落語にはさまざまな職業が登場します。
演芸評論家の相羽さんならではの切り口で
落語国の仕事をみてみると……。
文/演芸評論家 相羽秋夫
年の瀬が迫ってくると、昔の人は正月に食べる餅を搗(つ)く算段をした。たいていの家庭には搗臼(つきうす)があって、家族総出で、時には近所の人と共同で餅搗きを行った。
餅米を蒸す者、杵で搗く者、その餅を捏(こ)ねる者、搗き上った餅を丸めたりうすく伸(の)したりする者など、分業で進められた。
一段落して、皆で、搗きたての餅を大根おろしに付けて食べる味は、格別であった。こうした手順を一手に引き受ける“賃餅”を専門とする職業が存在した。
「どうやって年を越すんや」と、大晦日に女房はぐうたら亭主に声を荒らげる。餅を搗くお金がないのだ。そこで亭主は一計を案ずる。賃餅屋が餅を搗いている音だけを聞かせて、世間体を取り繕うことを考える。

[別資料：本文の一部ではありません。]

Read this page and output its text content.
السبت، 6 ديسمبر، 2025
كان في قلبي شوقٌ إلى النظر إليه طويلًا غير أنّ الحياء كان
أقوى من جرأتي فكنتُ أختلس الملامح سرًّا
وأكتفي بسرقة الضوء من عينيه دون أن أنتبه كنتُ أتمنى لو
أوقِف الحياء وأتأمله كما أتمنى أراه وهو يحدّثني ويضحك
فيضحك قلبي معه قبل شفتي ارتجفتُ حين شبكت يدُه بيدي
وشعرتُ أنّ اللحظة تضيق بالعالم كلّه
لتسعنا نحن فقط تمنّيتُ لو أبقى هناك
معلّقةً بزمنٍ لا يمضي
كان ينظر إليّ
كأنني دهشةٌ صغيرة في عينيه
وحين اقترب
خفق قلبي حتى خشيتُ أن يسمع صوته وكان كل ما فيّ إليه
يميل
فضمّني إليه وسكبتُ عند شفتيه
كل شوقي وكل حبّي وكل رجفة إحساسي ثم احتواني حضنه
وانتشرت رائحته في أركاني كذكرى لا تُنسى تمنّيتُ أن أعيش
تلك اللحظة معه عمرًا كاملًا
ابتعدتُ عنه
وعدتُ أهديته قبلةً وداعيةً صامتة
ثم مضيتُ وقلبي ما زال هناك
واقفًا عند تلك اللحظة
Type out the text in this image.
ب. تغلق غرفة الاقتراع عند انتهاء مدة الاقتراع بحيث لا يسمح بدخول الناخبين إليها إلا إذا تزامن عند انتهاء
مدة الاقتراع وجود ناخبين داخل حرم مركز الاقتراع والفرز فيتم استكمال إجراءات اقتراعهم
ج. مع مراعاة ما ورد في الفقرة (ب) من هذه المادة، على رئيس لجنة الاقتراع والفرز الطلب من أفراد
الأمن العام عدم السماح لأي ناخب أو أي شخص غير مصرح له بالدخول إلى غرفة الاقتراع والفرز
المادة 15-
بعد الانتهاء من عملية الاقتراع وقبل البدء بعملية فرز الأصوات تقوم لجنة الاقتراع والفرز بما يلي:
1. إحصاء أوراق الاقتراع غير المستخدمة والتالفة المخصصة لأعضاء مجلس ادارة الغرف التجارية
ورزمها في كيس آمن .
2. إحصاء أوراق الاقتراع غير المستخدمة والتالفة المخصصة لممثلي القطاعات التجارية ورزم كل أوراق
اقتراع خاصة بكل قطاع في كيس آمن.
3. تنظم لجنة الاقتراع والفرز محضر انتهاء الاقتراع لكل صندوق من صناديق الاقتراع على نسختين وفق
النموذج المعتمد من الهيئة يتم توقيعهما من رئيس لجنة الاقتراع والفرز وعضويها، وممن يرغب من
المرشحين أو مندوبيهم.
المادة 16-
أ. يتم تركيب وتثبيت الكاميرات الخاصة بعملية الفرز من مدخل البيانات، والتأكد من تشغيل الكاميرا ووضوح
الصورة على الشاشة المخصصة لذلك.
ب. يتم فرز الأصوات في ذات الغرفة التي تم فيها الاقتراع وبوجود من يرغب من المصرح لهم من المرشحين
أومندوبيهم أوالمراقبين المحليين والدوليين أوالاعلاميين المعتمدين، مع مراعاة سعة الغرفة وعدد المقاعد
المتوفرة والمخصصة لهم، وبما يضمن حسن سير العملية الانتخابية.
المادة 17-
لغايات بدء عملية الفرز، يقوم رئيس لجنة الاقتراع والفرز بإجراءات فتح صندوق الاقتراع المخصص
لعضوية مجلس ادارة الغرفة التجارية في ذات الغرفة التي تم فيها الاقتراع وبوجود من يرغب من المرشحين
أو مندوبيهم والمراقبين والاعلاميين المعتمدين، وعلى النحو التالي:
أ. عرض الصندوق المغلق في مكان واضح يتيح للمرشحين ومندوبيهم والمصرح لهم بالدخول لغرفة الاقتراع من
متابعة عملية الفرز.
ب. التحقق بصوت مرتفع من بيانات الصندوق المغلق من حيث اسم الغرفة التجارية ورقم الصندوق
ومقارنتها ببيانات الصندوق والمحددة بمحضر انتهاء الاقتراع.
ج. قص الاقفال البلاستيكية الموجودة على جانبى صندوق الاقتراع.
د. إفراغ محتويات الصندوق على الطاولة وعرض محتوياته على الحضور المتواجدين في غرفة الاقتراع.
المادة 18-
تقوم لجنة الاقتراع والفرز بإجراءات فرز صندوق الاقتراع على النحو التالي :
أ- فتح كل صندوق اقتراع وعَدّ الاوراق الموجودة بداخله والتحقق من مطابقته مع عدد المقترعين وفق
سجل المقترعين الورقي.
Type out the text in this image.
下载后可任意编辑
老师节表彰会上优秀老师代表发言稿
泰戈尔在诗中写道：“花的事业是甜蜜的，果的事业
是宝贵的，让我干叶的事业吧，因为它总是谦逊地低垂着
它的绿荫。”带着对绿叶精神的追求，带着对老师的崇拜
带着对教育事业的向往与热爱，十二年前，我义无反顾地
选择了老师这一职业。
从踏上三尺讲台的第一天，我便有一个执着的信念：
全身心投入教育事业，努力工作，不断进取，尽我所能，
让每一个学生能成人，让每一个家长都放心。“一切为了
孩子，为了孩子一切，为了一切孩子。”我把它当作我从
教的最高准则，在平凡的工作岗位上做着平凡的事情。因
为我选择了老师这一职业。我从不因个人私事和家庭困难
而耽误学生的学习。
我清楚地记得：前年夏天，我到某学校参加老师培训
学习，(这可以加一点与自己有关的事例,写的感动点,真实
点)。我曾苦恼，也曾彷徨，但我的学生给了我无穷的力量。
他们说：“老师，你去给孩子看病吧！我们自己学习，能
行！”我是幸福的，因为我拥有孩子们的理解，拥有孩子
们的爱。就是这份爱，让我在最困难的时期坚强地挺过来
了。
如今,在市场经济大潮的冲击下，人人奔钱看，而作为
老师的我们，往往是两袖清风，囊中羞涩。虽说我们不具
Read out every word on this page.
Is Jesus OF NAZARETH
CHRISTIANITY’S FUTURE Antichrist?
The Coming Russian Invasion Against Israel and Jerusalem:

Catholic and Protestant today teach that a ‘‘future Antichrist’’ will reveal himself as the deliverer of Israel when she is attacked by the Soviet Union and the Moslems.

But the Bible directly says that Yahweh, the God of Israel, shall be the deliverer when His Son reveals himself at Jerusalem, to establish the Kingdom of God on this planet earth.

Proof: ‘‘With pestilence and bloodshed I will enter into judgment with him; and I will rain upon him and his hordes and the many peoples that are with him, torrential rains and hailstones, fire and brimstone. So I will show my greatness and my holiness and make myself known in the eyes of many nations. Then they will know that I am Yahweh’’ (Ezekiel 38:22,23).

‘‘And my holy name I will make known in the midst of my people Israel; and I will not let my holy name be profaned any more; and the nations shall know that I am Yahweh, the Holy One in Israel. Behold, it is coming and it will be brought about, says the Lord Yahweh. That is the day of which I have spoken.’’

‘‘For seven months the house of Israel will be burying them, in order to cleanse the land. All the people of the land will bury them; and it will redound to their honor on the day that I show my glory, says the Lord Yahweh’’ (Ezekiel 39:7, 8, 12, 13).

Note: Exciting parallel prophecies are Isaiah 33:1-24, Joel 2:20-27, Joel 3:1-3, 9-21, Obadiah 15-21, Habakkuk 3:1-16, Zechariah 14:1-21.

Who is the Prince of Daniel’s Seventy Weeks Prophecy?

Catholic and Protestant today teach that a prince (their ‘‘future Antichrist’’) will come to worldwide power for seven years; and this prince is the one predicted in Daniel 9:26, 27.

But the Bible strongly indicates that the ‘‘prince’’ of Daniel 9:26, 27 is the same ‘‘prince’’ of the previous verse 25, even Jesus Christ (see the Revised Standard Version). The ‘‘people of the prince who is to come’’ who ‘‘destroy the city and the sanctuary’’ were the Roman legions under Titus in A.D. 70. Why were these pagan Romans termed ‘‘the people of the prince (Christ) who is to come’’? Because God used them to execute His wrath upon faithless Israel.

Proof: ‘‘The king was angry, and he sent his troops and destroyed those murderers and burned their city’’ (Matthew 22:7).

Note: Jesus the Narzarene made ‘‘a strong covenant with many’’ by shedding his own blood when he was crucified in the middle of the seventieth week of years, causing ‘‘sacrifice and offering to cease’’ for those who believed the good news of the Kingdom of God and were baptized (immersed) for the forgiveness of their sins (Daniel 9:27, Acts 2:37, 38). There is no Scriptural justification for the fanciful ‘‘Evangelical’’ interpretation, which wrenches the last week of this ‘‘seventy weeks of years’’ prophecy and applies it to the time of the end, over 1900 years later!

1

その夜、厳寒の屋外に女房をつれ出し、下半身を露出させ、手で尻をたたいて“音”を演出する。女房はその余りの痛さに耐えかね「後の二臼は白蒸し(しらむし。小豆のない強飯)にしておくれ」。
『尻餅』と題する珍作だ。
餅の歴史は古い。紀元前の中国、周(しゅう)の時代にさかのぼる。
古くから神への供物とされた。正月の鏡餅に始まり、三月の上巳(じょうし)の節句の菱餅、祝儀の折の鳥の子餅、建前に撒(ま)く小判餅など、儀式喜札に搗いた。ことに餅を撒く行事は現在でも全国のさまざまな場所で行われ、人々の心をとらえる企画になっている。
料理法としては、切餅や丸餅で作る雑煮、黄粉や餡(あん)をまぶす安倍川餅、焼餅に海苔(のり)を巻く磯辺餅、蓬(よもぎ)・栗・胡麻・黒豆・黍(きび)と一緒に搗く餅、保存食のかき餅など用途は広い。
餅のことを大阪弁でアモと言う。一説に、アンモチ(餡餅)→アンモ→アモと転化したのではないか、と言われている。今や死語に近い。
子がなく養子を迎えた後に生まれた実子を「焼き餅子(ご)」と称した。蚊柱のことを「餅搗き」とも言う。江戸期に、子供が初誕生日前に歩いた時に搗く餅を「尻餅」と呼んだ。
餅の話題でモチキリだが、今回はこの辺で。